Cassie Grzymkowski (the Babies, Vivian Girls) Talks Stone Jack Jones’ Ancestor

I’d never heard of Stone Jack Jones before, and that’s why I wanted to write about his album. Talkhouse managing editor Michael Tedder reached out...

I’d never heard of Stone Jack Jones before, and that’s why I wanted to write about his album. Talkhouse managing editor Michael Tedder reached out to me about doing another piece for the website, but I thought it would be neat to go into something completely blind. A website that lists upcoming releases said Stone Jack Jones was a “Nashville-based ambient folk musician,” which piqued my interest. I’ve been super into folk music lately — like, way more so than rock music. But a lot of folk music isn’t that interesting to me either, if it sounds too traditional. So I guess what I’m into is “weirder” folk music, and this seemed like it fit that description. So I checked out Ancestor, Jones’ third album.

I really like this album. The production is amazing. It has the country-folk feel of someone who you could see playing in a mostly empty dive bar in the South, but with flourishes of weird sound effects like whirring reverb and tiny crashing cymbals. The lyrical themes and chord progressions are timeless, but the production feels fresh and current. If I could find a fault, it’s that the lyrics are very typical for the genre. He sings about Jackson, Mississippi, the coal mine and drinking whiskey. It’s well-trodden territory, but his sad voice and the production elevate it greatly. There’s a female voice on some of the songs — Patty Griffin — which I was not expecting. When they harmonize it’s beautiful and haunting. It’s a great album to listen to if you’re feeling kinda sad and mellow and want to light candles and lie in bed and stare at the ceiling.

One song in particular that I really like is “Joy.” On first listen it seemed borderline corny — it has the most upbeat chords and melody of any song on the album — but as it goes on it becomes clear that it’s about death: “Joy’s a-comin'” is the refrain. I appreciate his ability to sing about death through this lens. It’s nice to think about death being a good experience rather than a bad one. As human beings we are programmed to be afraid of death, but I’ve read a lot about death and it seems like it’s actually an amazing and enlightening experience. Also, so many things about life are so horrible that welcoming death becomes kind of an appealing concept.

I also really like “Way Gone Wrong.” It’s one of the darker-sounding songs on the album. It kind of sounds like a pack of horses running across a dusty desert at sunset with a huge storm looming in the distance. I’ve listened to it a bunch of times and can’t exactly tell what the lyrics are about, although my best guess is addiction. The song reminds me a little bit of Gun Outfit, a band originally from Olympia, Washington — I’d describe them as a punk band with country/western influences, sort of similar to Dead Moon or a way rawer version of X. I was really into their record Dim Light a few years back. “Way Gone Wrong” reminded me of their really cool off kilter male-female harmonies.

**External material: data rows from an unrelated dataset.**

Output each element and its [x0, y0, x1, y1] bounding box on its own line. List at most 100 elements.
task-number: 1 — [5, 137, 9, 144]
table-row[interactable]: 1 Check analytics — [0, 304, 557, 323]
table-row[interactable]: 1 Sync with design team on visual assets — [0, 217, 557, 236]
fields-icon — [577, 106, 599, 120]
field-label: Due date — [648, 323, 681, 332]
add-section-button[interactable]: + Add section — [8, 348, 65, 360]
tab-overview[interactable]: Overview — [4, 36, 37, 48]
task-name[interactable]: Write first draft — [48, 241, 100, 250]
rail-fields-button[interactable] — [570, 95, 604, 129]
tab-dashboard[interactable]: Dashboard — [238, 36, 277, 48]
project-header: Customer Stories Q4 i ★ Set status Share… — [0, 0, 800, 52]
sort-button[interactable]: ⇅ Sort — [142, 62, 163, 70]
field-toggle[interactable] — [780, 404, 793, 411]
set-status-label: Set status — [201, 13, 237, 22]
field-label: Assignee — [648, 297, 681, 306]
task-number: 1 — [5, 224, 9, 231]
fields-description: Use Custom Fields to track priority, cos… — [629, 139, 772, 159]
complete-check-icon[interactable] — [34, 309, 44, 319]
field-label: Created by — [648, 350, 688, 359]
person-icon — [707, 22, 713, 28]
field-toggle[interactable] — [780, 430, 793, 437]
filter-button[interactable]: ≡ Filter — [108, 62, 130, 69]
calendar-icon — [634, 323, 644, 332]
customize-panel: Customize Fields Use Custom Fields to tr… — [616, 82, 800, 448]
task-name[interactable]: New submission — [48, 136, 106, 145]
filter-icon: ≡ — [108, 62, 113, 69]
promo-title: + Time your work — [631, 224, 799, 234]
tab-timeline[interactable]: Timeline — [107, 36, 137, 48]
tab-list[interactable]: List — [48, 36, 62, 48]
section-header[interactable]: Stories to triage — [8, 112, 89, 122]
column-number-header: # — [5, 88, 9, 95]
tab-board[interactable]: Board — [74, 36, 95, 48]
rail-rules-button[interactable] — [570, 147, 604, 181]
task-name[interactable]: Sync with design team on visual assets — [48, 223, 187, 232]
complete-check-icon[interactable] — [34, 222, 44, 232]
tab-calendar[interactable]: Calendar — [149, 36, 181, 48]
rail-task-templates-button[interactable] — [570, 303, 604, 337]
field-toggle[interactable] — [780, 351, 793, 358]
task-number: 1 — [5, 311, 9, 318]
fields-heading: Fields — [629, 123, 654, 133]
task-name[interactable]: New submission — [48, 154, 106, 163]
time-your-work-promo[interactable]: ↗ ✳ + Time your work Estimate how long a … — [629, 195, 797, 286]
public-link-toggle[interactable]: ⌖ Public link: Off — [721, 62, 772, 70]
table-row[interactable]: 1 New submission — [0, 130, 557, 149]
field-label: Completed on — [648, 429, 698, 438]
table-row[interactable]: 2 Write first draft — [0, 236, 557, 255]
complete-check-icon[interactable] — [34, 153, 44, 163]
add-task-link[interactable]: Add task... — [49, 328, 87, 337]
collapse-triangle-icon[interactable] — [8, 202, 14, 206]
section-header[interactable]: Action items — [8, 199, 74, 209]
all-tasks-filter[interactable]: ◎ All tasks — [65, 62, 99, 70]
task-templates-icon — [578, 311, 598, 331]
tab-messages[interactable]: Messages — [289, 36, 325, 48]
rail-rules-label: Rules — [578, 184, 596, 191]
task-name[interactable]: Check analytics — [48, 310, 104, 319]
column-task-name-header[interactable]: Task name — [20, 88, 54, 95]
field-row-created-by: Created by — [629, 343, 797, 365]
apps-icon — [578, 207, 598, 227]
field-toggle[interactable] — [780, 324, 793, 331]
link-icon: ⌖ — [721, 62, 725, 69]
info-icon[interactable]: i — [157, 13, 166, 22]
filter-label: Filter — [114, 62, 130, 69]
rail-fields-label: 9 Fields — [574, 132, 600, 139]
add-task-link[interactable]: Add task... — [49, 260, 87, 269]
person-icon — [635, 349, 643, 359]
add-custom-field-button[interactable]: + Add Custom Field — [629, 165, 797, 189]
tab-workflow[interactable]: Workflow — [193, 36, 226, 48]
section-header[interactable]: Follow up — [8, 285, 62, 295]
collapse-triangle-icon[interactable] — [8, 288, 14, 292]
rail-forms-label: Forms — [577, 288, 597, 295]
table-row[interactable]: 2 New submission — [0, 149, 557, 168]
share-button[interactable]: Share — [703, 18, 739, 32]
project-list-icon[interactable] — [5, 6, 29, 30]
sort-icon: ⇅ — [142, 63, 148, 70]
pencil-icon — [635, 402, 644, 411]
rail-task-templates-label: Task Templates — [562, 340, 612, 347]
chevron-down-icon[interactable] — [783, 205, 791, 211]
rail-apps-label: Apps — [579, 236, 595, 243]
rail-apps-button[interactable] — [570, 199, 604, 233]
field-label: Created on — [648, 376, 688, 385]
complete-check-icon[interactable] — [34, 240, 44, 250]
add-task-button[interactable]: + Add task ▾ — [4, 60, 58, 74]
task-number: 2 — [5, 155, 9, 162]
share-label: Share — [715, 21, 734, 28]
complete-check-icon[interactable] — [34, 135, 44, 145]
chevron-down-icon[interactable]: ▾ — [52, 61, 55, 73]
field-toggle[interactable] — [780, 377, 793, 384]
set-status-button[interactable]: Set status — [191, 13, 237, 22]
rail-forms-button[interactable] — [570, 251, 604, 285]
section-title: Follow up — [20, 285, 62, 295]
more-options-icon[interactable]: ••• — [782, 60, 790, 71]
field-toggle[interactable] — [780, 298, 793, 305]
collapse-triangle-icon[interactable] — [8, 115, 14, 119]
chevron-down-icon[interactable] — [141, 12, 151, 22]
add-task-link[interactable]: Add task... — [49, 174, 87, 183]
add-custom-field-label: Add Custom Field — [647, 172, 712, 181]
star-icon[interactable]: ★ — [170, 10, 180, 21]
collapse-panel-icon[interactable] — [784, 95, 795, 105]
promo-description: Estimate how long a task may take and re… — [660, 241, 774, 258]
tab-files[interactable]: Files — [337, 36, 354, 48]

Until now, I’d avoided reading any background on Jones — I wanted to go into this piece completely blind. But apparently, he’s the descendant of four generations of coal miners, which makes his lyrics about the coal mine totally understandable. Jones says he worked in a carnival at one point, and also wandered the country, living out of a car and recycling bottles for a living. So cool. I love vagabonds and wanderers and anyone with an interesting life story.

Jones won’t reveal his real name or age, but he’s older than I thought he was — I assumed he was in his late twenties or early thirties, but it turns out he was the frontman of a few punk bands in the early ’80s, which would make him at least 50. To be honest, I’m usually not that inspired by music people over the age of 45 make — not that it’s bad, it’s just my personal bias. I’m scared of losing my ability to make relevant or “good” music as I get older, because pretty much all of my favorite artists lost it at some point. (I’m sure a lot of you reading this would disagree, but whatever.) Listening to this music is a very inspiring experience. Talkhouse

Cassie Ramone (AKA Grzymkowski) is a Brooklyn based singer/songwriter and guitarist best known for her work in Vivian Girls and The Babies.